How cn a process get exclusive GPU access (EXCLUSIVE_PROCESS)


I would like to know what is the proper way to exclusively “lock” onto a GPU device such that no other process can access the GPU.
We have set the Compute Mode of the GPU device to EXCLUSIVE_PROCESS.
We repeatedly have problems with this in our cluster of linux machines with process from different users interfering with each other with undesirable side effects liked blocked GPUs etc.

Now, starting a program, we initialize a lot of stuff on the GPU (using up most of its memory) and need to make sure the GPU is not touched by another process as long as the current process does not actually release it. We also wait a specified time for the GPU to become available (timeout).

I am using cudaDeviceReset() to release the device. However I am missing a corresponding function to actually “grab” a device, except the more general cudaSetDevice() which (my understaning) is for switching between different GPUs (something I also do).

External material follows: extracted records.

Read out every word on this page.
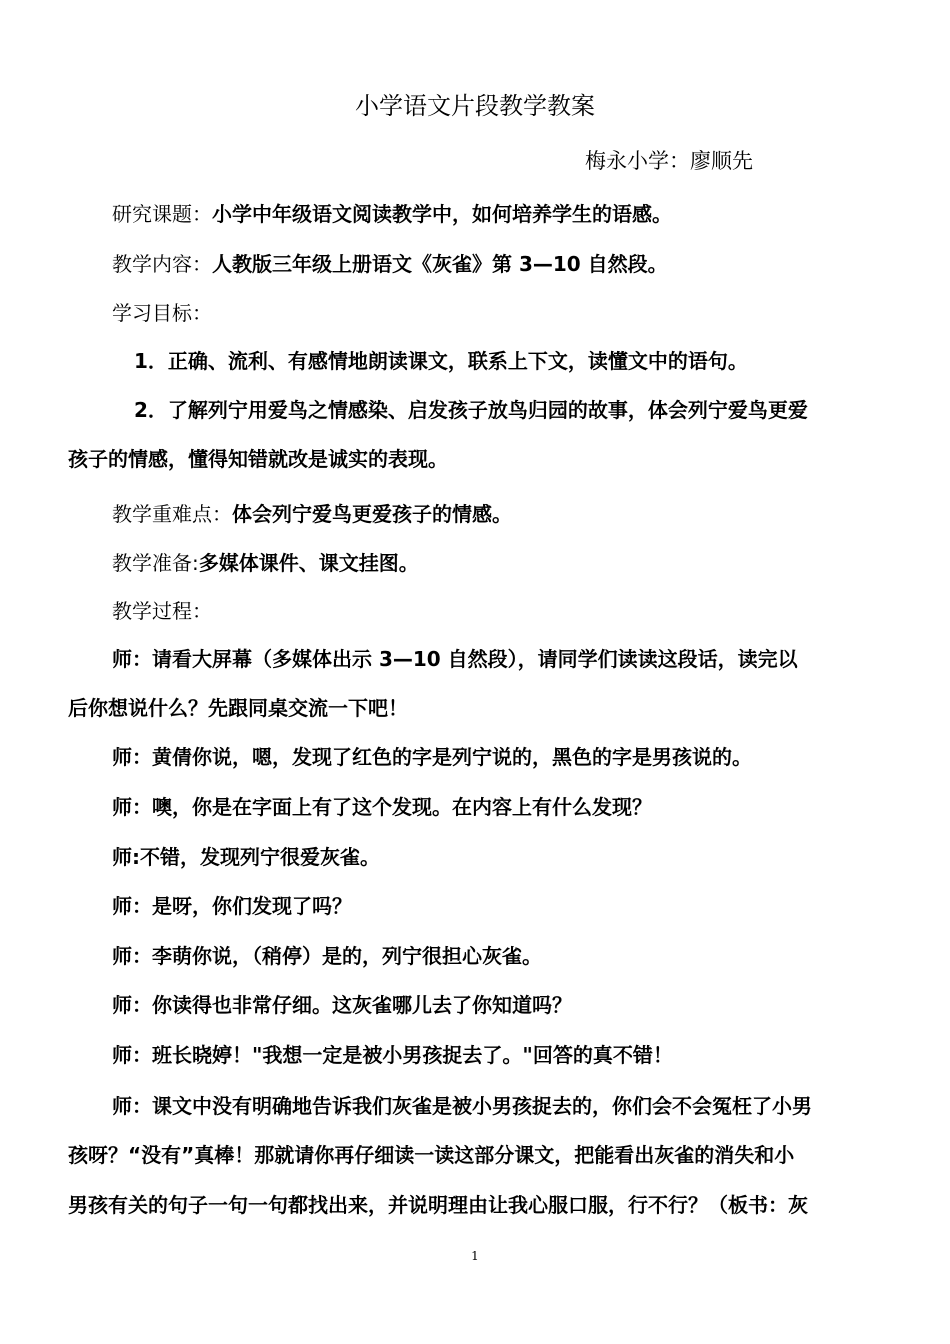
小学语文片段教学教案
梅永小学：廖顺先
研究课题：小学中年级语文阅读教学中，如何培养学生的语感。
教学内容：人教版三年级上册语文《灰雀》第 3—10 自然段。
学习目标：
1．正确、流利、有感情地朗读课文，联系上下文，读懂文中的语句。
2．了解列宁用爱鸟之情感染、启发孩子放鸟归园的故事，体会列宁爱鸟更爱
孩子的情感，懂得知错就改是诚实的表现。
教学重难点：体会列宁爱鸟更爱孩子的情感。
教学准备:多媒体课件、课文挂图。
教学过程：
师：请看大屏幕（多媒体出示 3—10 自然段），请同学们读读这段话，读完以
后你想说什么？先跟同桌交流一下吧！
师：黄倩你说，嗯，发现了红色的字是列宁说的，黑色的字是男孩说的。
师：噢，你是在字面上有了这个发现。在内容上有什么发现？
师:不错，发现列宁很爱灰雀。
师：是呀，你们发现了吗？
师：李萌你说，（稍停）是的，列宁很担心灰雀。
师：你读得也非常仔细。这灰雀哪儿去了你知道吗？
师：班长晓婷！"我想一定是被小男孩捉去了。"回答的真不错！
师：课文中没有明确地告诉我们灰雀是被小男孩捉去的，你们会不会冤枉了小男
孩呀？“没有”真棒！那就请你再仔细读一读这部分课文，把能看出灰雀的消失和小
男孩有关的句子一句一句都找出来，并说明理由让我心服口服，行不行？（板书：灰
1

Or is it such that any call to cudaSetDevice should implicitely “grab” the device which is not released until cudaDeviceReset is called or the process terminates ?
If so, which other functions do this ?

regards Rolf

initialization in the CUDA runtime API is lazy, so basically any API call that requires access to the device will grab the lock. if you want things to be more explicit, cudaFree(0) will grab the device with no side effects (except maybe errors).